As a male who plays Hip Hop on the radio & writes abt out..I challenge my collegues to make sure women are included in EVERY offering..
Shout out to many of my favorite emcees who just happened to be women.. My Mic Sounds Nice.. (via @Missinfo )   

 Please head Davey D's advice.
I want to hear more of these ladies on the mic, check one! *strikes B-girl stance*

Thanks to @WrittenByBene and @GlennishaMorgan for the date correction!


Anonymous said...

Enlightening Post. I did my own recap but clearly you have more research on the subject. I'll have to check out those other documentaries.
I particularly agree with your point about the expense of female MCs being a fallacy.
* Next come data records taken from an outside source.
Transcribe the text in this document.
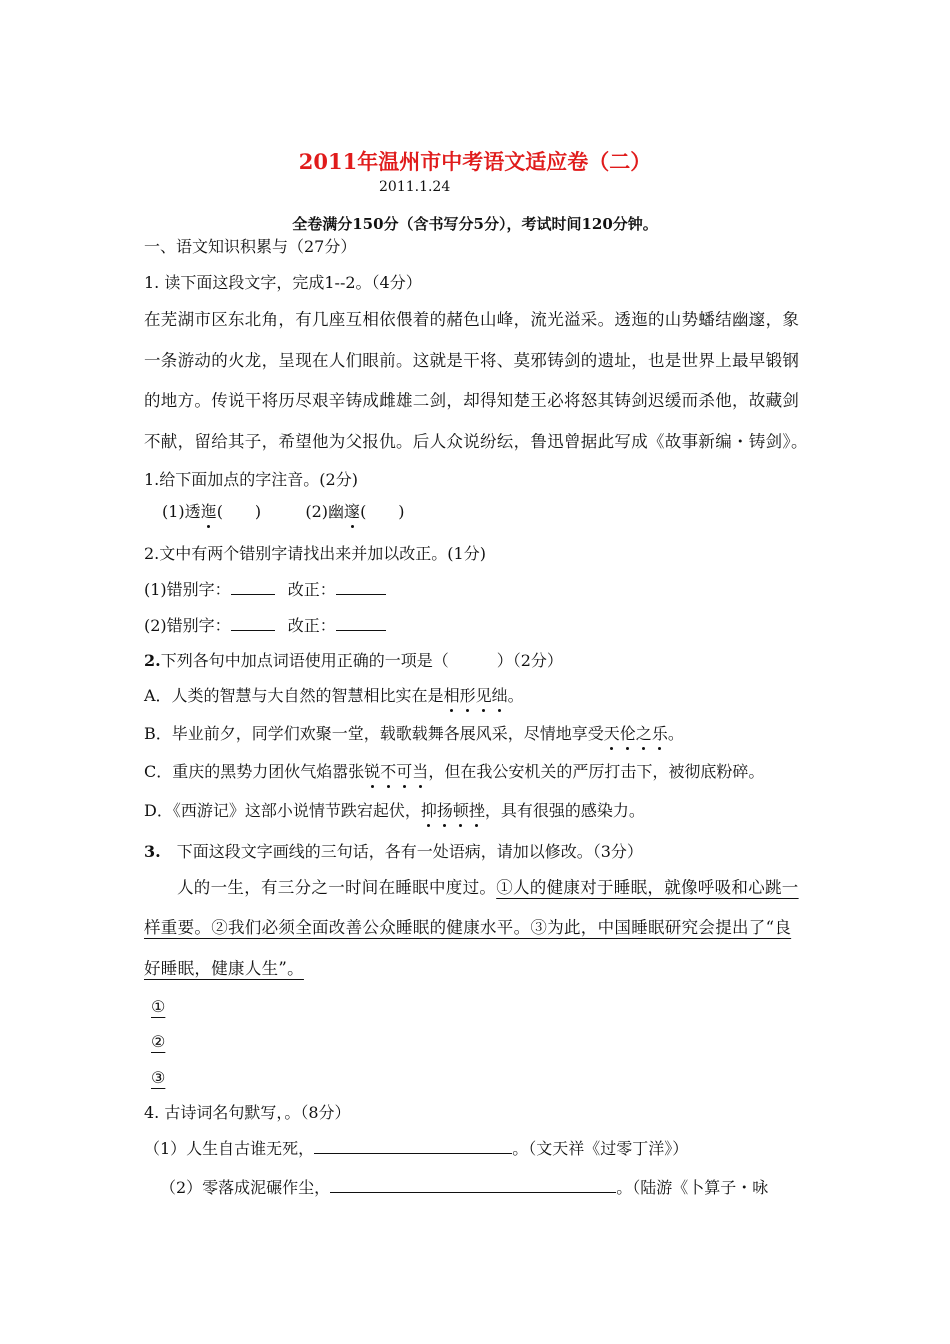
2011年温州市中考语文适应卷（二）
2011.1.24
全卷满分150分（含书写分5分），考试时间120分钟。
一、语文知识积累与（27分）
1. 读下面这段文字，完成1--2。（4分）
在芜湖市区东北角，有几座互相依偎着的赭色山峰，流光溢采。透迤的山势蟠结幽邃，象
一条游动的火龙，呈现在人们眼前。这就是干将、莫邪铸剑的遗址，也是世界上最早锻钢
的地方。传说干将历尽艰辛铸成雌雄二剑，却得知楚王必将怒其铸剑迟缓而杀他，故藏剑
不献，留给其子，希望他为父报仇。后人众说纷纭，鲁迅曾据此写成《故事新编・铸剑》。
1.给下面加点的字注音。(2分)
(1)透迤(　　)	(2)幽邃(　　)
2.文中有两个错别字请找出来并加以改正。(1分)
(1)错别字：	改正：
(2)错别字：	改正：
2.下列各句中加点词语使用正确的一项是（　　　）（2分）
A．人类的智慧与大自然的智慧相比实在是相形见绌。
B．毕业前夕，同学们欢聚一堂，载歌载舞各展风采，尽情地享受天伦之乐。
C．重庆的黑势力团伙气焰嚣张锐不可当，但在我公安机关的严厉打击下，被彻底粉碎。
D．《西游记》这部小说情节跌宕起伏，抑扬顿挫，具有很强的感染力。
3.　下面这段文字画线的三句话，各有一处语病，请加以修改。（3分）
人的一生，有三分之一时间在睡眠中度过。①人的健康对于睡眠，就像呼吸和心跳一
样重要。②我们必须全面改善公众睡眠的健康水平。③为此，中国睡眠研究会提出了“良
好睡眠，健康人生”。
①
②
③
4. 古诗词名句默写，。（8分）
（1）人生自古谁无死，	。（文天祥《过零丁洋》）
（2）零落成泥碾作尘，	。（陆游《卜算子・咏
Well put - but the ladies seem to be racking up the same lawyer fees these days. Sad.
I'm not a rapper, my love for hip hop started with dance as well. Perhaps we'll meet on the dance floor. Peace.

Dr. Goddess said...

Thank you so much for leaving the first comment, Najeema! You know I love your work, anyway. Yeah, you're right. I did have a painful flashback to the shenanigans of Lil' Kim and Remy Ma after the show aired but still, overall, they're much cheaper. I will absolutely meet you on the dance floor, yes, Ma'am!